Religious life is unusual … there is simply no way around that. There is also no way around the fact that, with the median age of Sisters in our communities rapidly approaching 80, being a younger woman religious in your 20s, 30s, or even 40s means that you are pretty much like a unicorn, in that you are one of a rare and exotic species. In community, you have different experiences of church, pop culture, and life than pretty much everyone else. In your circle of friends, you are walking a different path which they most likely respect but to which they cannot relate, no matter how much they try. And with the general public, you tend to elicit sheer disbelief when people find out that you are in fact a young Catholic Sister. “Really? … are you a real Sister?” … I have been asked, many many times.

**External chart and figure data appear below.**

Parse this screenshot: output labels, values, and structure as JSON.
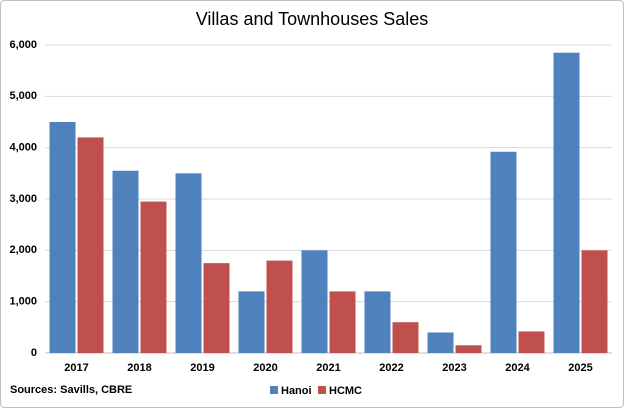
{
  "chart_data": {
    "type": "bar",
    "title": "Villas and Townhouses Sales",
    "categories": [
      "2017",
      "2018",
      "2019",
      "2020",
      "2021",
      "2022",
      "2023",
      "2024",
      "2025"
    ],
    "series": [
      {
        "name": "Hanoi",
        "color": "#4f81bd",
        "values": [
          4500,
          3550,
          3500,
          1200,
          2000,
          1200,
          400,
          3920,
          5850
        ]
      },
      {
        "name": "HCMC",
        "color": "#c0504d",
        "values": [
          4200,
          2950,
          1750,
          1800,
          1200,
          600,
          150,
          420,
          2000
        ]
      }
    ],
    "ylim": [
      0,
      6000
    ],
    "yticks": [
      0,
      {
        "value": 1000,
        "label": "1,000"
      },
      {
        "value": 2000,
        "label": "2,000"
      },
      {
        "value": 3000,
        "label": "3,000"
      },
      {
        "value": 4000,
        "label": "4,000"
      },
      {
        "value": 5000,
        "label": "5,000"
      },
      {
        "value": 6000,
        "label": "6,000"
      }
    ],
    "grid": true,
    "legend": "bottom",
    "source": "Sources: Savills, CBRE"
  }
}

So imagine the relief when you get together with 5 or 20 or 30 or 100 other young nuns.  You get to stop being a unicorn and just get to be yourself.  When I was a novice, this was so very important. My discernment was greatly aided by having a network of religious life age peers. It helped me to filter out what aspects and questions and experiences were the byproduct of my age versus what were real questions I had to deal with related to community, ministry, and prayer. GV is a sacred space for which I give thanks. Again, Tracy captures it well:

Younger, newer women religious need these encounters. Of course, we dearly love our own congregations and all of our sisters. Nothing could replace that; the Sisters of Charity of Cincinnati are my home. … Being with peers in religious life, and I mean true peers, is indispensable for a young sister’s health – and exciting for the unfolding collaborative future of religious life.

I have grown into my identity as a Sister of St. Joseph of Peace in company with my Giving Voice Sisters. The sacred space of GV has helped me to own that I am not, in fact, a unicorn. Younger Catholic Sisters do exist. We are vibrant members of our communities’ present even as we step into a future we cannot yet imagine, but a future in which we deeply believe.

As I read Tracy’s column, I realized that I am in a different space now. My circle of feeling normal has expanded from occasional GV retreats and conversations to who I am in community every day. I carry this circle of friendship and support with me wherever I go. There has been a level of integration for which I am very grateful. GV is part of my context and identity as a finally professed Sister of St. Joseph of Peace, even as I step into the circle of congregation leadership.

To be sure, being a young nun elected leader makes you more of an anomaly than a unicorn. A good young non-nun friend used that word to describe my reality the other day. It caused me pause, but on reflection it fits my present, very unusual reality. I am humbled to realize that I am serving in leadership of my community, a community which I dearly love.  The vast majority of my CSJP Sisters have been Sisters longer than I have been alive, and yet, here I am privileged to give my all for our present and as we build bridges to a sustainable future for the generations yet to come.

Giving Voice has been the gift that keeps on giving, especially as I step onto this path of leadership. There are by no means many age peers in leadership (I can count them on one hand), but there are some.  I also know that as all of our communities live into the reality of demographic change there will be more who are called to this adventure.  I am grateful for the elder Sisters who are recognizing this reality and mentoring the younger Sisters in their community. (If you fit that category, I highly recommend reading my friend Tere’s Open Letter to the Great Generation on Global Sisters Report. I also had a GSR column  recently on how this is a unique and important time for all the generations living religious life today.)

Most of all, I am grateful to my loving and mischievous God for breaking through and leading me onto this wonderful crazy path with unicorns and anomalies and friends and laughter and hope and trust and love.